With grown-ups like Bachmann and Santorum, it's harder to come up with an excuse. Why the need for a literal take on what makes a marriage in this century, when of course so much else from the rich and instructive stories and suggestions the Bible provides us don't quite fit today's moral and civic landscape (stoning the adulterers, etc.)? Why turn your back on the notion of a loving commitment of grown-ups to be life partners -- the ones who can't happily, or honestly, find such a partner in the opposite sex?

Answer: it works for their worldly success, even though they are outliers of the spirit of the Christian church, corrupters of its original intent, and meany losers, lining up the other 'fraidy cats behind them. They're making off like bandits, finding the lowest, coarsest common denominators and playing them to their political advantage.


The practicing Christians I admire -- as opposed to those like me who show up for holidays and the occasional need for silence and a framework for thoughtful reflection -- take their faith and apply it to the world, from the big city/big church minister to the small-town Catholic who went back to take her vows to my mother and her mixed-salad approach to positive thinking. They seek to alleviate the world's heartache, in addition to finding support for themselves, basically in that order. Faith in God to them is a window to that world, a welcome to its citizens, some hope for provision of comfort.


The Bachmann/Santorum church committee shuts the apertures. The "marriage vow" cements them closed. Banning porn (starting where?) and women in combat are squishy and ironic offshoots of the kind of Sharia law the pledge also seeks to avoid, but the insistence on a family construct that is no longer even the norm -- a mother and a father, eternally faithful to one another and a number of children of that robust child-rearing and reproductive viewpoint under one roof simultaneously -- becomes desperate when it tries to pencil gay families out.

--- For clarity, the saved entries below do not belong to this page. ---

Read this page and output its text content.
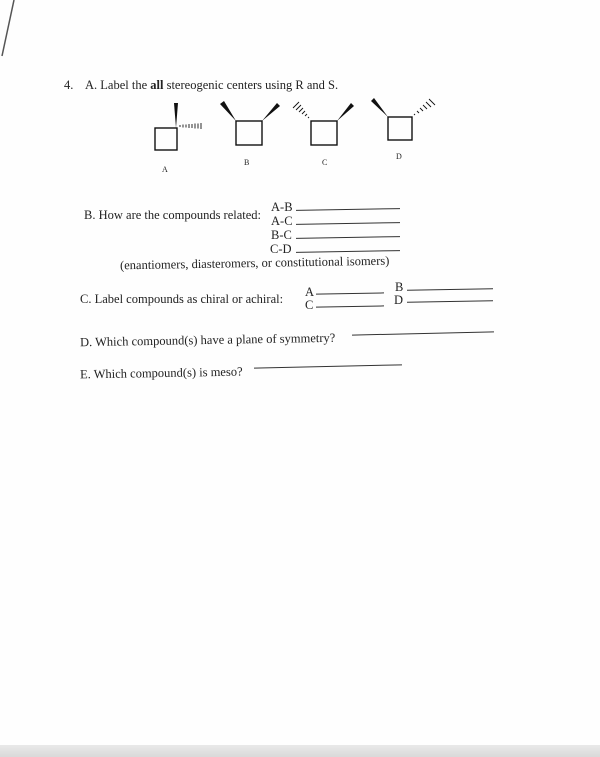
4. A. Label the all stereogenic centers using R and S.
A
B	C
D
B. How are the compounds related:
A-B
A-C
B-C
C-D
(enantiomers, diasteromers, or constitutional isomers)
C. Label compounds as chiral or achiral: A
C
B
D
D. Which compound(s) have a plane of symmetry?
E. Which compound(s) is meso?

Enter our 8-year-old, seeing protest marches on CNN against gay marriages, since many New York judges took the day Sunday to kick them off. "What's that about?" As I explain that there are people who disagree with same-sex marriage, she says without missing a beat, "They probably think that the earth is the center of the universe, too." When I say that well, most of them are past that, she says, "You know, they used to not let African-Americans drink from the same drinking fountain as white people."

And what to say except it's a Constitutional issue, so will win out eventually because it's what the Constitution was made for, but it will take a while, as it did for folks who staunchly insisted that the earth was the center of the universe -- OK, pre-American Constitution but part of the cover-your-eyes community -- and for those who thought black people weren't equal citizens.


The gay families are in, our children are watching, and you just know that they're reporting back to the Big Gal in the sky, from place-settings, car seats and pond walks everywhere. Really, everywhere.